El que quiera venir detrás de mí, que renuncie a sí mismo…
El que quiera venir detrás de mí, que renuncie a sí mismo…
Porque el que quiera salvar su vida, la perderá y el que pierda su vida por mí, la salvará. ¿De qué le servirá al hombre ganar el mundo entero, si pierde y arruina su vida?” (Lc 6, 23-25) ¿Quería nos hiciéramos daño? Si Dios nos ama, ¿Por qué querría que nos hiciéramos daño? Lo que Cristo nos pide es que caminemos el camino de la santidad, que conlleva sacrificio.
De lo que se trata es de «perderse» para «encontrarse», conforme a las palabras evangélicas: «El que quiera salvar su vida la perderá; y el que por mi causa pierda su vida la hallará» (Mt 16, 25).

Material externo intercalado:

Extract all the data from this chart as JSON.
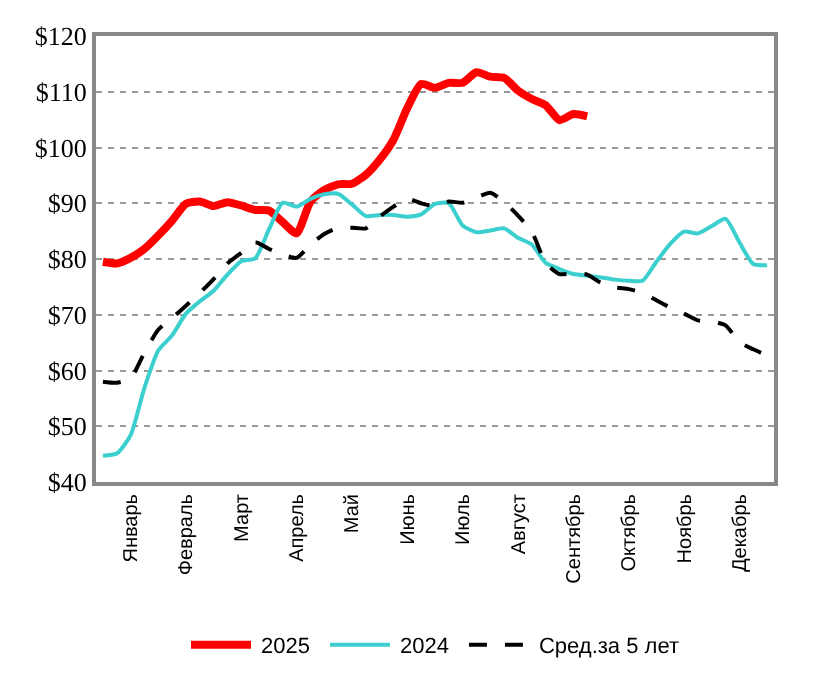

Hay que desnudarse, en cierto modo, no sólo de todo lo creado, exterior a sí mismo, sino también, y sobre todo, hay que desnudarse del yo, pues esta desnudez atrae el descenso de Dios: «El alma tiene que permanecer en su desnudez, sin sentir ninguna necesidad; así es como, con ayuda de la igualdad, consigue el alma llegar a Dios. Porque nada une mejor que la igualdad, pues también Dios permanece en Su desnudez y sin ninguna necesidad...
La desnudez del alma coincide con la desnudez de Dios y Su simplicidad, que también es, por decirlo así, Su Pobreza, pues «Dios es la más pobre de las cosas, totalmente desnudo y libre: por eso digo con razón que la pobreza es divina». La Simplicidad, en Dios, es la otra cara de la unidad; y, en el alma, es la unificación de todas las potencias del ser para regresar primero al estado primordial, que es el «estado de infancia» y la «pequeñez» (Lc., 18, 17, 10-21; Mt., 11, 25 y 10 21; Mt., 11, 25), la unidad del punto primordial adonde regresa el movimiento de la multiplicidad, el punto central y la «puerta estrecha», por donde se pasa luego al «Reino de los cielos», lugar de la beatitud suprema: «El círculo de las cosas debe reducirse y anonadarse para que el de la Desnudez, ampliado y dilatado, abarque lo Infinito...
Mientras sigues preocupándote de ti mismo, o de lo que sea, ignoras el Ser de Dios». (Jean Hani, "Mitos, Ritos y Símbolos")
En Cuaresma tenemos un tiempo propicio para buscar la sencillez en la vida. Sencillez que conlleva dejar de sentirnos el centro del universo y poner a Dios justamente en el centro. Orar al Señor diciendo: “Señor, no soy el centro, el centro eres tú. He aquí tu humilde servidor Señor, sea tu Voluntad en mí”. Olvidarnos de lo grande, sabio, poderoso que podemos parecer. Todo eso son simples engaños y apariencias que no nos llevan más que a la desesperación. Cuando Cristo nos dice que seamos como niños (Mt 18, 3), nos pide justamente eso: ser sencillos y limpios de corazón (Mt 5, 8). Los que se creen sabios (Mt 11, 25) no pueden ver más allá de sus propias sombras agradadas en la noche. Cuando creemos que las alargadas sombras de la noche nos representan, estamos actuando como las doncellas necias, que olvidaron llenar sus lámparas con aceite (Mt 25, 113).
Cuaresma que nos pide ayunar de nosotros mismos para limpiar nuestro espíritu y poder ver un poco mejor a Dios en nosotros mismos y en los demás. Practicar la limosna, que no es más que dar consuelo material y espiritual a quien sufre, requiere ver a Dios en nuestros hermanos. Orar al Señor requiere saber que está cerca, dentro de nosotros, a nuestro lado. Por todo ello, el primer paso siempre es la sencillez y la humildad. No podemos olvidarlo.